Возвращается в Пустынную Бездну, в царство Смерти, которое устроили те, кого он не хотел считать врагами. Но они враги и те, кто ассоциирует его со злом. Что ж, он никогда больше не разочарует их убеждённость в этом. Но отчего же ему жаль, что всё так обернулось? Сегодняшние смерти не были им не замечены, каждая — будь то демон или бессмертный, аукнулась внутри него. Так массово сильнейшие в трёх мирах ещё не умирали. Он неплохо держался, виду не показывая, что чувствует всё. Но отныне он отречётся от всех чувств, которые в будущем могут только мешать. Он станет полноценным Богом-Дьяволом, тем, кем его хотят видеть.
Бог вырывает Нити любви с корнем, развевая их в пыль и испытывает облегчение, теперь он абсолютно равнодушен ко всему. Его не заботят ни исчезнувший лазурный дракон, который мог бы знать — зачем он существует, ни то, что баланс может покачнуться. Это было больно, но теперь, когда этих нитей нет, любая боль притупляется, а голоса больше не тревожат своим звучанием. Но он упускает лишь одну из золотистых нитей, самую короткую и слабую внешне, но крепче других укоренившуюся и незаметную для него.

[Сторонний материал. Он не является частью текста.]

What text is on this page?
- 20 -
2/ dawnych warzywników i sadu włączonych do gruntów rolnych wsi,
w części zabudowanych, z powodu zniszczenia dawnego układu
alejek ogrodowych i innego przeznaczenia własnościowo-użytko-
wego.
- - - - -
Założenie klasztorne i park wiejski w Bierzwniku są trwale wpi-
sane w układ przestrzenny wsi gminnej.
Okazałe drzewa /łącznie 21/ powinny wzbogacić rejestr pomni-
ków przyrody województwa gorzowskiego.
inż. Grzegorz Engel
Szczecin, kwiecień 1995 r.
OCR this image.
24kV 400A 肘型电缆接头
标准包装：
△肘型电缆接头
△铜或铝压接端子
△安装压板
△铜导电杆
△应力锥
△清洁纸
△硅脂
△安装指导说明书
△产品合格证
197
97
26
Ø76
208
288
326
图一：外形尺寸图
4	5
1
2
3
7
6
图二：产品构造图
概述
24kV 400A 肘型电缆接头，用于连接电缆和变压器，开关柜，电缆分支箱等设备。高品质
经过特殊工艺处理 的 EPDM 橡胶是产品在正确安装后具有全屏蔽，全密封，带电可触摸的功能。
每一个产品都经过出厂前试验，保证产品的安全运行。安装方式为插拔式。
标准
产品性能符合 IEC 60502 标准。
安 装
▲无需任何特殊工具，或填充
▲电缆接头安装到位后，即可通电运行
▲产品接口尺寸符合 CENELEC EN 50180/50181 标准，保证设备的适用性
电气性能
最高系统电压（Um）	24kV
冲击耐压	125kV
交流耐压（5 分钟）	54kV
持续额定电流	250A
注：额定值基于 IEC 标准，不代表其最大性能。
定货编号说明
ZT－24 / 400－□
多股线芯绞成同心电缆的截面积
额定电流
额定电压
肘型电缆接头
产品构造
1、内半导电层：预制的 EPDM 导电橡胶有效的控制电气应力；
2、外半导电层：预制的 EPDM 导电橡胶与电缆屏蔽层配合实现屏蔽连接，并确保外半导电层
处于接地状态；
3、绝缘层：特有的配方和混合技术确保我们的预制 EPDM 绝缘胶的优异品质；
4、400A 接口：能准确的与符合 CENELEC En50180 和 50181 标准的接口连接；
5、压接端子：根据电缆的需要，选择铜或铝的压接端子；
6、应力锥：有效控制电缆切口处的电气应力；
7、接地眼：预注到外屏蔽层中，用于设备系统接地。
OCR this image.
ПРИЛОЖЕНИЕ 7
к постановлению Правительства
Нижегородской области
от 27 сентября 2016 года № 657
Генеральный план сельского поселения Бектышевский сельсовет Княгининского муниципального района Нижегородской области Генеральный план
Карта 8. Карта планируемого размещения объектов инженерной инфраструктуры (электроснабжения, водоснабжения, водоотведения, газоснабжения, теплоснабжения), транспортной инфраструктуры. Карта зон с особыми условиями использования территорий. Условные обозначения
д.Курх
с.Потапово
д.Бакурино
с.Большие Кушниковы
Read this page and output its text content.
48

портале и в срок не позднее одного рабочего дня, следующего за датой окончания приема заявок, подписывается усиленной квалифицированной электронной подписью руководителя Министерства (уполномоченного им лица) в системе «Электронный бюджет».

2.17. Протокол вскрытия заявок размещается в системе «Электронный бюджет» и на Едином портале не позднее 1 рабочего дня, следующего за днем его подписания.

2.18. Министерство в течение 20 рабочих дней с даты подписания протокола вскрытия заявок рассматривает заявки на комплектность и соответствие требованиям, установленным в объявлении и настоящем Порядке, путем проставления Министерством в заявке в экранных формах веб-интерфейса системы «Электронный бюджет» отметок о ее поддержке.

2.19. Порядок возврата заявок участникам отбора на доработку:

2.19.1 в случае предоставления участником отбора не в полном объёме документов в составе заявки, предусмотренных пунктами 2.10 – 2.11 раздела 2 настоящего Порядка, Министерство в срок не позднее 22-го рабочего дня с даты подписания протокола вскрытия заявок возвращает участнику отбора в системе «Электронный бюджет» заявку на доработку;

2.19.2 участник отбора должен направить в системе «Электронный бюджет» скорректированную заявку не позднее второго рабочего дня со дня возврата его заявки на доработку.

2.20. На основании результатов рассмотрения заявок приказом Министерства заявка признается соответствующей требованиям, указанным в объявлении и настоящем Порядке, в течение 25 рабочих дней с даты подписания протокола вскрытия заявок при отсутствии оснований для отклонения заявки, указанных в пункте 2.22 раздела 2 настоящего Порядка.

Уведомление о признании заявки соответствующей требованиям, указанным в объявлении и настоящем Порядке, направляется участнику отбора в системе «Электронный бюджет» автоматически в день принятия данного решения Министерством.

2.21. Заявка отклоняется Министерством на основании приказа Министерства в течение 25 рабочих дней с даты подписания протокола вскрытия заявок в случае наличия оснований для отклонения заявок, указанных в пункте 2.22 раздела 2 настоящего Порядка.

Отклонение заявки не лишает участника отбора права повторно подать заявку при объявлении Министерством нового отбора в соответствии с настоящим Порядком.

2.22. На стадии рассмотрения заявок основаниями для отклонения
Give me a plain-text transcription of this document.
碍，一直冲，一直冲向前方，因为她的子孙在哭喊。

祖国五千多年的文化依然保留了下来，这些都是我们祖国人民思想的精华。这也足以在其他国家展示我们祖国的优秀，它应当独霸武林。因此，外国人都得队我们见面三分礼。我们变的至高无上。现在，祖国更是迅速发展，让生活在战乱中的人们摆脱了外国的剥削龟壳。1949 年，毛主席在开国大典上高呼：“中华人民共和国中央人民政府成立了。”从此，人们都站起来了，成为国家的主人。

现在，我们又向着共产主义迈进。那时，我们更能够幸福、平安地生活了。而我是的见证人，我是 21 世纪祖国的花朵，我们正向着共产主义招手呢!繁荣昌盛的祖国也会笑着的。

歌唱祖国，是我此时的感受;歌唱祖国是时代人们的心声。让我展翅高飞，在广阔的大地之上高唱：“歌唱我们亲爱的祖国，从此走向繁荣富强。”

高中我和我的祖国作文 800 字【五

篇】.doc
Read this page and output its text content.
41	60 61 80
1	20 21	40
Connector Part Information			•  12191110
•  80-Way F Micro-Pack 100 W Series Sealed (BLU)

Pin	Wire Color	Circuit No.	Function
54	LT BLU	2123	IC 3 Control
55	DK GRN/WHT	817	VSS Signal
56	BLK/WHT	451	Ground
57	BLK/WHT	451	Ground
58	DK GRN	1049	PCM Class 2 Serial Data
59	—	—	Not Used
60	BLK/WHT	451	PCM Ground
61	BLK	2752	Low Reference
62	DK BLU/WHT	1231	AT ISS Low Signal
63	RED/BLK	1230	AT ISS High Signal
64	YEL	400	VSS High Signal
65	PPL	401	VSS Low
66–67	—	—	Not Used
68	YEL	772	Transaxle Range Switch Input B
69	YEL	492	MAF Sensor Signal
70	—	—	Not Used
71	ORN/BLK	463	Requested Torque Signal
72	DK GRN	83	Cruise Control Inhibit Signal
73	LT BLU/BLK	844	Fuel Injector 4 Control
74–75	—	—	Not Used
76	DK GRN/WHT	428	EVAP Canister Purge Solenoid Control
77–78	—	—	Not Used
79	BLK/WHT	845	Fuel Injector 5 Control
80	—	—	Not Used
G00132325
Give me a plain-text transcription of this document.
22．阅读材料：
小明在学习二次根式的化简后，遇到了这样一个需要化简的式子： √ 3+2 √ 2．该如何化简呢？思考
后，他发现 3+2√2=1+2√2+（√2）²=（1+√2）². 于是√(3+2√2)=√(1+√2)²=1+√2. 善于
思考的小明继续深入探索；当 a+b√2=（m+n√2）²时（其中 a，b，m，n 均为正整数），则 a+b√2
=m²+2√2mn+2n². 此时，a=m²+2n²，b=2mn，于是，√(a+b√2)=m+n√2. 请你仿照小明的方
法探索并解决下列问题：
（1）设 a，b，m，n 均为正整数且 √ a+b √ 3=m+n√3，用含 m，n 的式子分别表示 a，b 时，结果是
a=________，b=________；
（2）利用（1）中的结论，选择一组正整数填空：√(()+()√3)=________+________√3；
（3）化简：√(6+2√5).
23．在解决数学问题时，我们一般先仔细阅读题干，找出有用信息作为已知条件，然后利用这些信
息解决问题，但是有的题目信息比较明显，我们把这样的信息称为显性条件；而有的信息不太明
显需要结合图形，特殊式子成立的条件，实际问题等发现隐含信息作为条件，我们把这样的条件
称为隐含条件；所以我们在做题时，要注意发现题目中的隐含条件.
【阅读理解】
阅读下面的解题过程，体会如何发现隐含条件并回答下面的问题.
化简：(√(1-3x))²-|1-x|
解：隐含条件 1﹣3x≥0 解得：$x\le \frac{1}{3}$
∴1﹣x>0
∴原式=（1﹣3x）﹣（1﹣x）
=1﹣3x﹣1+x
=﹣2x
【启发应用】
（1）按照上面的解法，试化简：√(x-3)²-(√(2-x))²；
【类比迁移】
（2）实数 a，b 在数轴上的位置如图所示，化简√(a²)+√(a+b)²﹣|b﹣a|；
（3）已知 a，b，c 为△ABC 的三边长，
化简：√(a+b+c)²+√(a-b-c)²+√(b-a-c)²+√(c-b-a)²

— Я не хотел, чтобы всё было так… — охрипшим от отчаянья и горя голосом шепчет ворон. — Этого не должно было случится… — он так жалок в глазах своего господина. — Она меня обманула, а теперь мертва. Но странно, я не жалею, что знал её. Она делала меня счастливым, — глупо улыбается сквозь слёзы, смотря на высокомерие, которое исторгают изумрудные глаза Повелителя Бездны. Он видел золотые нити, которые тот извлёк из своей груди, а затем — как те обратились в прах. Ворон понимает: он обречён, но искренне не желает мести. Он лишь хотел увидеть хоть каплю сострадания, однако забыл, что сам предложил Владыке избавиться от того единственного, что заставляло его чувствовать. — Шанди, — устало прикрывает глаза, будто существование его утомило, и поднимается на ослабших от горя ногах, поворачиваясь лицом к господину, — я желаю, чтобы Вы полюбили! — тот не оставил ему выбора. И всё-таки он не верит, что именно такую глупость можно просить на пороге смерти. — Вот моё желание. Может быть, тогда я смогу простить себя за то, что сделал. И Вы сможете меня простить. Я хочу, чтобы у Вас был кто-то, кому Вы сможете доверять и кого сможете искренне полюбить.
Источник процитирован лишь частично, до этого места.